Been thinking about this a lot lately, so here goes…🧵 Fellow anthropologists, what exactly is stopping you from finding local collaborators & coauthors in your research? #decolonizing #anthropology
I get its not the precedent; our senior colleagues didn’t normalize this & research capacity in low-income countries was historically lower than it is now… but have you tried? Reached out to universities & research institutes where you work?
Not to throw shade at anyone in particular, but an example helps: How many publications & careers have been built on work with vulnerable populations like the Hadza or Maasai without a single Tanzanian or Kenyan coauthor? I suspect <5% of anthro papers include local coauthors.
I’m not claiming innocence, I’ve published with & without local collaborators - but moved towards the latter as I’ve gained my own independence in research design & learned that collaboration makes for more ethical research & better science.

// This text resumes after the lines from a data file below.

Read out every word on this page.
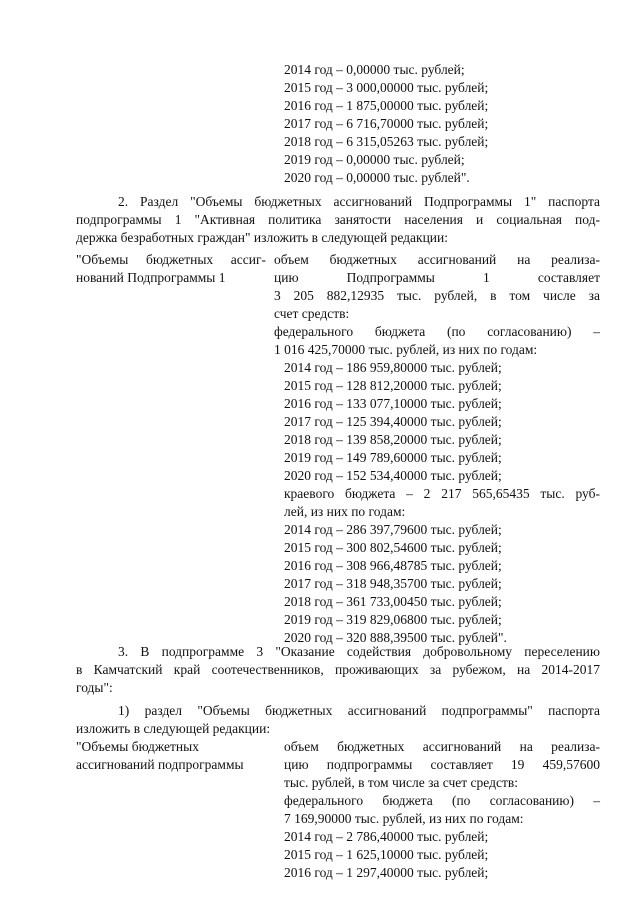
2014 год – 0,00000 тыс. рублей;
2015 год – 3 000,00000 тыс. рублей;
2016 год – 1 875,00000 тыс. рублей;
2017 год – 6 716,70000 тыс. рублей;
2018 год – 6 315,05263 тыс. рублей;
2019 год – 0,00000 тыс. рублей;
2020 год – 0,00000 тыс. рублей".
2. Раздел "Объемы бюджетных ассигнований Подпрограммы 1" паспорта
подпрограммы 1 "Активная политика занятости населения и социальная под-
держка безработных граждан" изложить в следующей редакции:
"Объемы бюджетных ассиг-
нований Подпрограммы 1
объем бюджетных ассигнований на реализа-
цию Подпрограммы 1 составляет
3 205 882,12935 тыс. рублей, в том числе за
счет средств:
федерального бюджета (по согласованию) –
1 016 425,70000 тыс. рублей, из них по годам:
2014 год – 186 959,80000 тыс. рублей;
2015 год – 128 812,20000 тыс. рублей;
2016 год – 133 077,10000 тыс. рублей;
2017 год – 125 394,40000 тыс. рублей;
2018 год – 139 858,20000 тыс. рублей;
2019 год – 149 789,60000 тыс. рублей;
2020 год – 152 534,40000 тыс. рублей;
краевого бюджета – 2 217 565,65435 тыс. руб-
лей, из них по годам:
2014 год – 286 397,79600 тыс. рублей;
2015 год – 300 802,54600 тыс. рублей;
2016 год – 308 966,48785 тыс. рублей;
2017 год – 318 948,35700 тыс. рублей;
2018 год – 361 733,00450 тыс. рублей;
2019 год – 319 829,06800 тыс. рублей;
2020 год – 320 888,39500 тыс. рублей".
3. В подпрограмме 3 "Оказание содействия добровольному переселению
в Камчатский край соотечественников, проживающих за рубежом, на 2014-2017
годы":
1) раздел "Объемы бюджетных ассигнований подпрограммы" паспорта
изложить в следующей редакции:
"Объемы бюджетных
ассигнований подпрограммы
объем бюджетных ассигнований на реализа-
цию подпрограммы составляет 19 459,57600
тыс. рублей, в том числе за счет средств:
федерального бюджета (по согласованию) –
7 169,90000 тыс. рублей, из них по годам:
2014 год – 2 786,40000 тыс. рублей;
2015 год – 1 625,10000 тыс. рублей;
2016 год – 1 297,40000 тыс. рублей;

It also makes a tangible difference to the careers & livelihoods of scholars from lower & middle-income countries. Even if their contribution is minimal. See for example:
https://academicjournals.org/journal/IJLIS/article-full-text-pdf/B8E9DF065829
It is a difficult conversation to have, & this post might make me unpopular. But junior researchers right now are asking this question of us. So what is your answer? Why is your next paper excluding voices of the people your profit from?